Of course he does. Because my night was going too smoothly.

He’s wearing linen in that way that says ‘I summer in the Hamptons’—crisp white shirt, tidy blonde hair, and the kind of tan that comes from leisure, not labor. He scans the bar like he’s assessing it for a review, then spots me and his face lights up with recognition. He makes his way over, sliding onto a stool directly in front of where I’m working.

“Maren! Wonderful to see you again. I was hoping you’d be working tonight.”

The way he says it, like he’s been thinking about cominghere specifically to see me, makes my skin crawl just a little. But I paste on my professional smile.

“Adrian.” I finish pouring a beer for another customer and slide it down the bar. “What can I get you?”

“What do you recommend?” He leans forward on his elbows, getting comfortable. “I’m sure you have excellent taste.”

There’s something in how he says ‘excellent taste’ that feels like he’s not just talking about drinks. I ignore it, keeping my smile professional.

“Depends what you’re in the mood for. Beer? Cocktail? Something stronger?”

“Surprise me. I trust your judgment completely.” He watches me intently, like I’m about to perform a magic trick.

I turn to the bottles, considering. Part of me wants to give him something basic, a vodka soda, just to see his face. But my pride won’t let me. I grab the rye from the middle shelf and start building an Old Fashioned. The familiar motions—muddling sugar and bitters, adding the whiskey, then ice, stirring slowly—give me something to focus on besides his watching eyes.

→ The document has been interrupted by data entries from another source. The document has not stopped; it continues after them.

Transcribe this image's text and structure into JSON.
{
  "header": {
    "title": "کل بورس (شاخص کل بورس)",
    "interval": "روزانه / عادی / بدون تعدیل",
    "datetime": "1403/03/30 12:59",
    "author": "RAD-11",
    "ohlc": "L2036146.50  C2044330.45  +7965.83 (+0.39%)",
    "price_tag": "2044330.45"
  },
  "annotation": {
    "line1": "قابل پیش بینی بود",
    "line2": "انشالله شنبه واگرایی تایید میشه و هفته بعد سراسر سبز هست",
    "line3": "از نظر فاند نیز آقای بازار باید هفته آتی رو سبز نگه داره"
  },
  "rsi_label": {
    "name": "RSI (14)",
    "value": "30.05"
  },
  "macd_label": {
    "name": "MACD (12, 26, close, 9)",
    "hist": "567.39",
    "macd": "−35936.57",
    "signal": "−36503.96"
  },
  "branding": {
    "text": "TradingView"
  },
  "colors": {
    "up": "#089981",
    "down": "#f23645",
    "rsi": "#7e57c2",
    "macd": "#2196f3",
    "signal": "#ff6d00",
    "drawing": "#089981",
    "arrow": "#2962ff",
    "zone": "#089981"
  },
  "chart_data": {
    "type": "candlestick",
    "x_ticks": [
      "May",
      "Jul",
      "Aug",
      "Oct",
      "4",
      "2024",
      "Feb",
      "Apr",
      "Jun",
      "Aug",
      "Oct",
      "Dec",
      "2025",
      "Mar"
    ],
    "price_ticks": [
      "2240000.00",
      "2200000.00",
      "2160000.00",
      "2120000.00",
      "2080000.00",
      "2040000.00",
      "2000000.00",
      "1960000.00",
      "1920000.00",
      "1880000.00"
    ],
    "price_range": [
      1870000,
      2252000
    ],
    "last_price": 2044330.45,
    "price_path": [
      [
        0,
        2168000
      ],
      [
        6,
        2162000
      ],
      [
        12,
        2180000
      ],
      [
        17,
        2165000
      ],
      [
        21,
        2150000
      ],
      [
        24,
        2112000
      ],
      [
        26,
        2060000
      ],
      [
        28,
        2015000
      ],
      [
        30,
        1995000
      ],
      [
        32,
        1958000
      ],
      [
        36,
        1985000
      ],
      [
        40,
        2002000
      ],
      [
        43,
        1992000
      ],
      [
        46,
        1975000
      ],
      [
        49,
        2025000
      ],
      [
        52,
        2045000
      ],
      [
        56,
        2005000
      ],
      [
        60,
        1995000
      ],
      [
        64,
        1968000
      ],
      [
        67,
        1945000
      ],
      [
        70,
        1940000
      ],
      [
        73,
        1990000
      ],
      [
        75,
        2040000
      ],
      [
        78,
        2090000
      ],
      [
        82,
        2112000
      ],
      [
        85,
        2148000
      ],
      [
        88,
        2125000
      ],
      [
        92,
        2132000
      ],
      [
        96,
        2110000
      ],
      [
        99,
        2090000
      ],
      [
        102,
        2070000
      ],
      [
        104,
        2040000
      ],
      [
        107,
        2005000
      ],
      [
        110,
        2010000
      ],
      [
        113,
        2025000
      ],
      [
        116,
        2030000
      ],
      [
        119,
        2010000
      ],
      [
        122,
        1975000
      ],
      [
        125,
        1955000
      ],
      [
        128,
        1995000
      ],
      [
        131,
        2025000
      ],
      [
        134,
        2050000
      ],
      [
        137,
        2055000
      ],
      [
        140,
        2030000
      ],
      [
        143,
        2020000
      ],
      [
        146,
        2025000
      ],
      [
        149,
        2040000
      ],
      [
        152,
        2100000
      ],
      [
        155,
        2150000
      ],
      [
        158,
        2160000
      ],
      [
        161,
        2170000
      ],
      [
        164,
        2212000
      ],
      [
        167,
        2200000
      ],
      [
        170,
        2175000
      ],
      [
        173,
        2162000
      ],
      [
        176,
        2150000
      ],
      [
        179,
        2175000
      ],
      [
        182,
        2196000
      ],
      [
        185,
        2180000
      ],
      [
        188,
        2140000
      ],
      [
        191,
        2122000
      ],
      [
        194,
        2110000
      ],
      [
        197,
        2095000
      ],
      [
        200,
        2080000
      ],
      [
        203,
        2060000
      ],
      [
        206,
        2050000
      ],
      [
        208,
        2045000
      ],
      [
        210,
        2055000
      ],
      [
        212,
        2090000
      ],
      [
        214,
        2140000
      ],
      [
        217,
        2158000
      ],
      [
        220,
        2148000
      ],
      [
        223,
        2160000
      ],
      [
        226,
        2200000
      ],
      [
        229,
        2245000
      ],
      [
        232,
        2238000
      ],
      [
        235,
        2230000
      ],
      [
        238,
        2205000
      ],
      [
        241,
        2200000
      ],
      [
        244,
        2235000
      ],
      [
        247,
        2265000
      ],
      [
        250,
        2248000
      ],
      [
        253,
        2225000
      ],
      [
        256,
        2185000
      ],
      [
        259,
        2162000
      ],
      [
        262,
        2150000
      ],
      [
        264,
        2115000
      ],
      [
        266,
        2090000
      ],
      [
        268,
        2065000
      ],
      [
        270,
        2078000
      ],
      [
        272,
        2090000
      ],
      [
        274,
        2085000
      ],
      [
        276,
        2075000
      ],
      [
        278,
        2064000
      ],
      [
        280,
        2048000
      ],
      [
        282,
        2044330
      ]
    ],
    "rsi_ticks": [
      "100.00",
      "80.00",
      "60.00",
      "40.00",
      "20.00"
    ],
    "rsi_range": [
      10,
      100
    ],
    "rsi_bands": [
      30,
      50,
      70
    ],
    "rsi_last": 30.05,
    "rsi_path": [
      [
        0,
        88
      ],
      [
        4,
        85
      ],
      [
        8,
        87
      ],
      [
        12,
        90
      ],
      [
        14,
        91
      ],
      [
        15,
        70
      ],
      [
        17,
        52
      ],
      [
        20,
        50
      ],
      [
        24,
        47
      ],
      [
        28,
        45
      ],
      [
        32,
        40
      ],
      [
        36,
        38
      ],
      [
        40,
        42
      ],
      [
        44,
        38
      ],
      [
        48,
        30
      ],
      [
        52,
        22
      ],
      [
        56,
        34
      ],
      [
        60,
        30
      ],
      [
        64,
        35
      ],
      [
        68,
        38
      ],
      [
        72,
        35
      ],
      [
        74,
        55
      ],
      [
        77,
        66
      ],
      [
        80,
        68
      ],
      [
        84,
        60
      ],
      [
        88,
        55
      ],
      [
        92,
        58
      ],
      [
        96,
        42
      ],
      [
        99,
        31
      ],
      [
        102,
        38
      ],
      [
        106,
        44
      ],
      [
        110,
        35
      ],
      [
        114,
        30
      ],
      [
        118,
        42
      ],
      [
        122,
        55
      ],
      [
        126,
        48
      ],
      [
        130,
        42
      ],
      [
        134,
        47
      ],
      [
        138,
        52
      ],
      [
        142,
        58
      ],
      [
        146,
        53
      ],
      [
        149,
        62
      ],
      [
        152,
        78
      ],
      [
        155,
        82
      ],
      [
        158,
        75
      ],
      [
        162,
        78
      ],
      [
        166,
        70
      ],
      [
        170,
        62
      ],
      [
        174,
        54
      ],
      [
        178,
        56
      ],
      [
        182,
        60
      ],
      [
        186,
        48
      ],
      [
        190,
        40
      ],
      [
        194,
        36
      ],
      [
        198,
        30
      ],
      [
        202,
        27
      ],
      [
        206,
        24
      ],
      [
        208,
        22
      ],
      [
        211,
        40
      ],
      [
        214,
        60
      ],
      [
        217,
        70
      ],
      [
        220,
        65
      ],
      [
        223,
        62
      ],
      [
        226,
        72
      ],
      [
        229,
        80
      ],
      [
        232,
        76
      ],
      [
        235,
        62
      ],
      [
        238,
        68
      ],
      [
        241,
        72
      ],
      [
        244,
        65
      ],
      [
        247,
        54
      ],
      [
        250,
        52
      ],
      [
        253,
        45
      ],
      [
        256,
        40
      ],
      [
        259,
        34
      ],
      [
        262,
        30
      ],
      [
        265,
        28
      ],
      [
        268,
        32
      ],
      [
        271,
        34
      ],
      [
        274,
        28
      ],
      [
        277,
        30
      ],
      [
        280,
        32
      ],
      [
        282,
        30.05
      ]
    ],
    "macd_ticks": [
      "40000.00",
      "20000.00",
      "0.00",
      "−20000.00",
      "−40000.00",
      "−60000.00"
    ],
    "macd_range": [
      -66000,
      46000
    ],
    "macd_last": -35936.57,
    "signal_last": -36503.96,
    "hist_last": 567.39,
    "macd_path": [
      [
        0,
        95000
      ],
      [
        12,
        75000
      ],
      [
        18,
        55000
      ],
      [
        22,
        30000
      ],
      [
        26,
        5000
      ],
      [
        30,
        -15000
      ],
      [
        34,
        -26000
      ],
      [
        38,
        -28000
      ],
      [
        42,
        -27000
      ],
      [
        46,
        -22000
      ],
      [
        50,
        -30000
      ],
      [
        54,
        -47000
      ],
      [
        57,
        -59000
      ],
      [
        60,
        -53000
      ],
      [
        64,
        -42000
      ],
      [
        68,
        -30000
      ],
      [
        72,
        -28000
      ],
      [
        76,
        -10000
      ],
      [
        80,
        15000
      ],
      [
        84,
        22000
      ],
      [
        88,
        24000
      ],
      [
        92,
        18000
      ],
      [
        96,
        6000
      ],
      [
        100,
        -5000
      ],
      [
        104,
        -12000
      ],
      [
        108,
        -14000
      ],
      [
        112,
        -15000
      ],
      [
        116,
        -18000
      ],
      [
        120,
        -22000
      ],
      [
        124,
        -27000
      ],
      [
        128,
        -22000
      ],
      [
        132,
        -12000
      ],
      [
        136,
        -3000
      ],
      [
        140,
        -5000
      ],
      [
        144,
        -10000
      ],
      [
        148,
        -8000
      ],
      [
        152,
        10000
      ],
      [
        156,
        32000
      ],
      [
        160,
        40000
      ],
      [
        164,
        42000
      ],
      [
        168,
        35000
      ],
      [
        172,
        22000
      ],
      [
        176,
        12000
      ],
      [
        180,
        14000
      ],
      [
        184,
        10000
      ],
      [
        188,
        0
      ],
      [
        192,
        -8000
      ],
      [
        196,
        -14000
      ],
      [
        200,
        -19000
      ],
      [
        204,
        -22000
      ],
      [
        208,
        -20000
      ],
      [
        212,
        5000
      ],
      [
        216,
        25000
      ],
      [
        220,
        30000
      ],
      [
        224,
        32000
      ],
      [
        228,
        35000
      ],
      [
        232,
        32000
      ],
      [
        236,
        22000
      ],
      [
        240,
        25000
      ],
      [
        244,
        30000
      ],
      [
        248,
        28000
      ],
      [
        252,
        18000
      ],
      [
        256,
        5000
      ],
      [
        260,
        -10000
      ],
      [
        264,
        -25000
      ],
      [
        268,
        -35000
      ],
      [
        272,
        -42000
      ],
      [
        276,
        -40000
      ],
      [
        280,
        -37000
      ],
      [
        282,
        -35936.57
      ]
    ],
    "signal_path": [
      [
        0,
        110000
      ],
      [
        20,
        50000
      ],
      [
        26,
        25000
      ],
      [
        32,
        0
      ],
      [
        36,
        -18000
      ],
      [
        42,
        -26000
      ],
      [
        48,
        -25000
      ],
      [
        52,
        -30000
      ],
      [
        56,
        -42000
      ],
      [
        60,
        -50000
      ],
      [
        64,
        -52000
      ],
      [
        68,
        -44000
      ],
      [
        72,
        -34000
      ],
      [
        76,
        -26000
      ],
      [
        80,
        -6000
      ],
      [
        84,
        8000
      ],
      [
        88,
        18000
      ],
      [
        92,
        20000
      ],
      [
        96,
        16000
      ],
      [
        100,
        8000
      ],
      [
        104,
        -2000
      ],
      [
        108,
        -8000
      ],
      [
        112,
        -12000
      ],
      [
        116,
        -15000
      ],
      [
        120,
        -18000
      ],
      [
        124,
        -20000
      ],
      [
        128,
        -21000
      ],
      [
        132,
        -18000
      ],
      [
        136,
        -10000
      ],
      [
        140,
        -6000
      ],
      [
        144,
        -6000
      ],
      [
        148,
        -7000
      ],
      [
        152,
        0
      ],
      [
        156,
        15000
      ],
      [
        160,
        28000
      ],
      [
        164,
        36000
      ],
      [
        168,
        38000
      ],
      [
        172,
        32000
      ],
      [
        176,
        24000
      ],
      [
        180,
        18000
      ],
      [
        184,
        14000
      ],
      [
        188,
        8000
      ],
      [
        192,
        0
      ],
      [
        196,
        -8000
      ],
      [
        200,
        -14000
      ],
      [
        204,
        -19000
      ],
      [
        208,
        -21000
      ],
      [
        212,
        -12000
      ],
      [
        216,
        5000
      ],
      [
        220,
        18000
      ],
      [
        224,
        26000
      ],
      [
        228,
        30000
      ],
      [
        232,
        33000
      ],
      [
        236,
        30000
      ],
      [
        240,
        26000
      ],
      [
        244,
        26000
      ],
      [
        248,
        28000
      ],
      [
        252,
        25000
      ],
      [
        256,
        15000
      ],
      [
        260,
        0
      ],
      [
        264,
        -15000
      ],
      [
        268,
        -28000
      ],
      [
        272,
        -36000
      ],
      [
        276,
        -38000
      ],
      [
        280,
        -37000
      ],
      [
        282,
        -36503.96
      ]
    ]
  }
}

“This place has real character,” he says, looking around at the worn wood paneling, the ship’s wheel on the wall that’s been there since the seventies, the photos of Dark River through the decades. “None of that manufactured nostalgia you see in Seattle bars trying to look authentic. This is the real thing.”

I wonder if he realizes how condescending he sounds, talking about my bar like it’s some anthropological discovery.

“We try,” I say dryly.

“How long have you been running it?” he asks, missing my tone entirely.

“Seven years.” I express the orange peel over the drink, the oils misting the surface.

“You must have been quite young when you started. What, early twenties?”

“Twenty-one.” I slide the drink across to him, then move toring up another customer at the register, grateful for the brief escape.

“That’s remarkable. Most people that age are still desperately trying to figure out what they want, drinking too much, making terrible decisions.” He pauses, taking a sip and nodding approvingly. “I spent a few summers in my early twenties convinced I needed to be Kerouac, complete with the unnecessary road trips and terrible poetry about gas stations.”

The self-deprecation catches me off guard. It’s the first time he’s sounded like an actual person instead of a walking MFA program.

“Sometimes you don’t get to figure it out,” I say, wiping down the bar next to him. “Life just happens and you deal with what’s in front of you.”

“Spoken like someone with a story.” He turns the glass in his hands, studying the amber liquid. “I’d love to hear it sometime. Over dinner, perhaps? There’s this excellent place in Seattle that sources everything locally. You’d adore it. They do this thing with oysters that’s absolutely transcendent.”

And just like that, pretentious Adrian is back. Because sure, let’s drive six hours round trip for oysters. The whiplash is almost impressive.

“I’ll add you to the waiting list,” I say, moving down to where Lark sits at the end of the bar, pretending I need to grab a bottle behind her.

“Is that the Adrian guy you mentioned?” she asks, leaning in. “The one renting the Peterson place?”

“That’s him.”

“He’s giving major villain energy,” Lark whispers with a grin. “Like if Draco Malfoy fucked a thesaurus.”

I have to bite my lip to keep from laughing as I return to Adrian, stopping to top off Eddie’s shot glass first.

“You know,” Adrian says, “every time I think I understand something about this place, I realize I’m still just a tourist.”